Cliches come to mind all too easily when one thinks of Worcestershire.
“Too good for Division Two, not good enough for Division One,” conclude some pundits as they ponder the county’s five promotions and five relegations in 13 seasons.
“A good young side,” say others as they praise New Road’s academy coach, Elliot Wilson.
Which is all very well but anyone thinking of suggesting these lines to Joe Leach this summer should hope Worcestershire’s captain is in his usual courteous mood.
Leach, you see, has had enough of glib judgments – and far more than enough of hearing his team dismissed as a yo-yo side.
“We want to play our cricket in a way that will be sustainable in Division One,” he said. “I thought we had more than enough quality to stay up last year but we had only ourselves to blame we got relegated.
“We put ourselves in positions to win games but then didn’t show the quality or have the luck to see them through.
“Over 14 games you reap what you sow.”
And so Leach’s men must aim to win one of the three promotion spots on offer this season. That will not be straightforward in a division full of ambitious teams, but even if they succeed, their skipper will set high goals for the following years.
“My pet hate is people describing us as a good young side,” he said. “The core of the team is experienced and then we have a group of us who are in our mid to late 20s and after that we have some exceptional young talent.
“Yes, it is a feather in the club’s cap that we are described as a fine young team but this is the sort of side that could match what Surrey or Yorkshire produced when they came out of Division Two.”
Leach had plenty of time to ponder future strategy in 2018.
A stress fracture ended his season in mid-June and he had to watch Worcestershire suffer relegation before seeing them win the T20 Blast at Edgbaston in September.
“I had to learn to be a better watcher than I used to be,” he admitted.
“The first game I missed was the Royal London semi-final against Kent and I was just shocking. I was pacing around the changing-room, jumping up and down, and I probably didn’t help my back much.
“But I learned to detach myself a little more as time passed.”
This spring, though, having completed a full winter training programme, Leach and first-team coach, Alex Gidman, are plotting a defence of the white-ball trophy while taking the first step on a climb to the top of English cricket.
“It’s going to be a really tough division,” he conceded. “People have become quite blasé about our ability to bounce back after relegation but that is not always a given.

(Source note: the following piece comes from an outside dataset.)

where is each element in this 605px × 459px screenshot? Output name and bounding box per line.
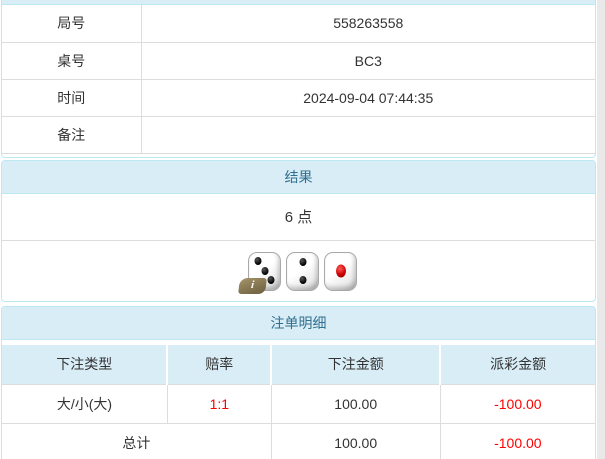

“I don’t think you can discount any of the ten counties in the second tier.
“Some that have struggled have made changes and everyone knows this is the best opportunity they’ll get to win promotion in the short term.”
At the same time, Worcestershire are likely to be installed alongside Lancashire, Middlesex and Sussex among the favourites to finish in the top three, a judgment based to some degree on the quality of cricketers like Ed Barnard (49 wickets and 516 runs last season), Josh Tongue (40 wickets in 11 Championship games) and Tom Fell (652 runs).

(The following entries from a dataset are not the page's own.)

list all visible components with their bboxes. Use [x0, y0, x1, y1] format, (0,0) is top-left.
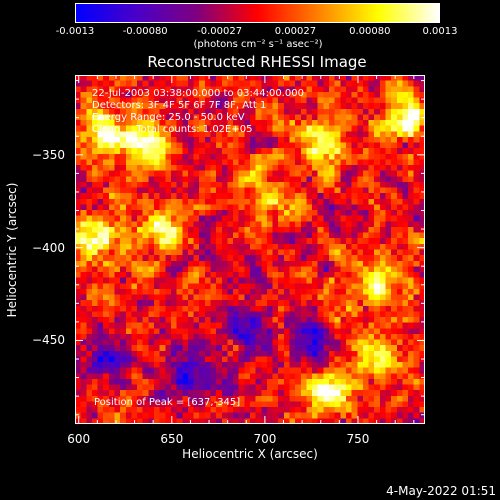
- colorbar-tick-label: 0.0013: [422, 26, 458, 37]
- x-tick-label: 600: [67, 432, 91, 446]
- plot-area: [75, 75, 425, 424]
- y-tick-label: −450: [32, 333, 65, 348]
- heatmap-image: [75, 75, 425, 424]
- peak-position-label: Position of Peak = [637,-345]: [94, 397, 241, 408]
- colorbar-tick-label: 0.00080: [349, 26, 391, 37]
- annotation-line: Clean Total counts: 1.02E+05: [92, 124, 253, 135]
- timestamp: 4-May-2022 01:51: [386, 484, 496, 498]
- annotation-line: Detectors: 3F 4F 5F 6F 7F 8F, Att 1: [92, 100, 267, 111]
- plot-border: [75, 75, 425, 424]
- colorbar-tick-label: -0.0013: [55, 26, 95, 37]
- colorbar-units: (photons cm⁻² s⁻¹ asec⁻²): [193, 39, 323, 50]
- colorbar: [75, 3, 440, 23]
- plot-frame: [75, 75, 425, 424]
- colorbar-tick-label: -0.00080: [122, 26, 168, 37]
- chart-title: Reconstructed RHESSI Image: [147, 53, 367, 71]
- colorbar-tick-label: 0.00027: [274, 26, 317, 37]
- y-tick-label: −350: [32, 147, 65, 162]
- colorbar-tick-label: -0.00027: [197, 26, 243, 37]
- x-tick-label: 650: [160, 432, 184, 446]
- y-tick-label: −400: [32, 240, 65, 255]
- x-axis-label: Heliocentric X (arcsec): [182, 447, 318, 461]
- annotation-line: Energy Range: 25.0 - 50.0 keV: [92, 112, 245, 123]
- x-tick-label: 700: [253, 432, 277, 446]
- x-tick-label: 750: [346, 432, 370, 446]
- y-axis-label: Heliocentric Y (arcsec): [5, 182, 19, 318]
- annotation-line: 22-Jul-2003 03:38:00.000 to 03:44:00.000: [92, 88, 304, 99]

“Ed’s played three full Championship seasons and if you’ve done that, you’re getting towards being an experienced county professional,” Leach pointed out.

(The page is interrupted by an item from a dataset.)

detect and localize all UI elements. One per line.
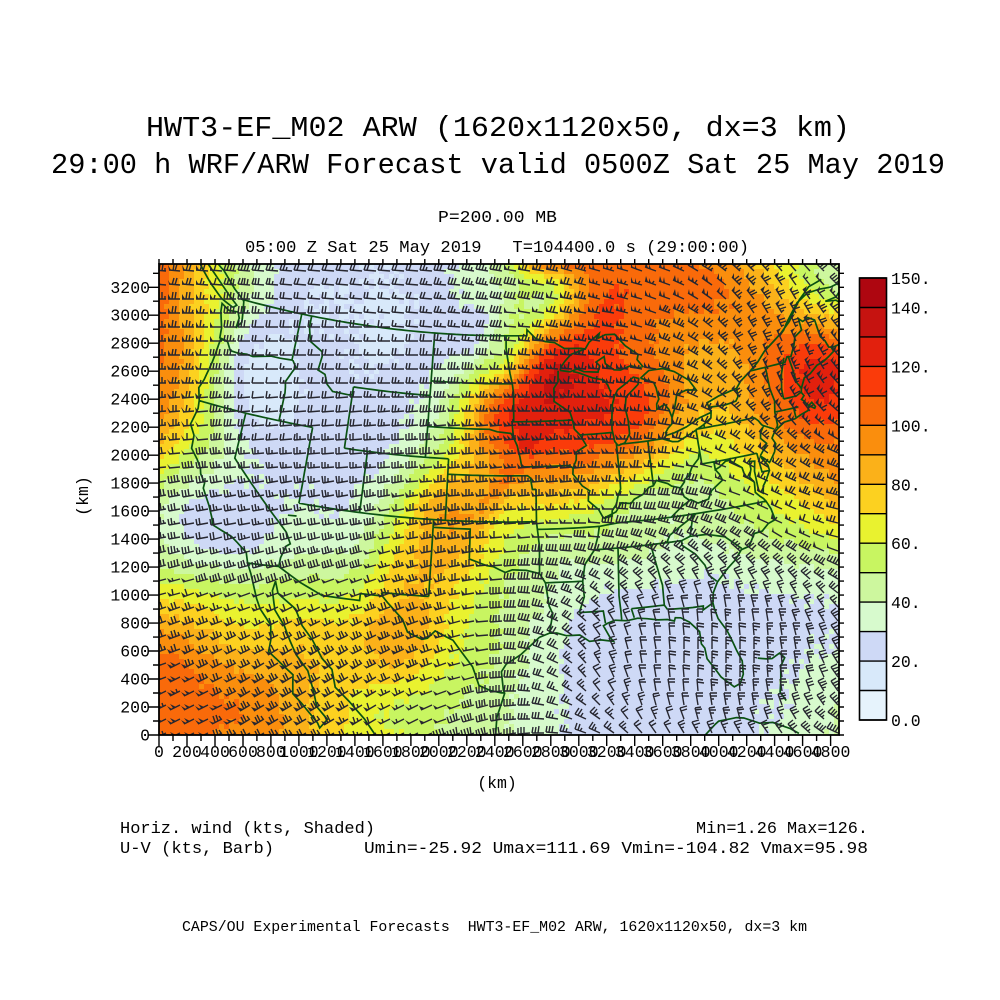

“Josh has had two years and there are guys who have had exposure to Division One cricket before they might have done because of injuries.”
Leach may be thinking of fast bowlers like Dillon Pennington, 19, whose duel with Kane Williamson at Scarborough was a highlight of last season.
Even when reminded of those few overs, though, Worc-estershire’s skipper considers their wider impact.
“It was good because we have a group of four or five 18-22-year-old seamers who are driving each other to get better,” he said.
“Seeing Dillon have that battle with Kane will make bowlers like George Scrimshaw, Pat Brown or Adam Finch want the same sort of headlines.
“The bigger counties often have a battery of seam bowlers and it’s important for us to have a good-sized squad. That helps to make sure our young fast bowlers are exactly that: fast. You need people coming into the squad who are hungry and fresh.”
But, however hungry Pennington and his mates are in April, they may not match the appetite of their captain.
Leach is intent that the most frustrating season of his career will be followed by one of the most satisfying. It is probably unwise to bet against it.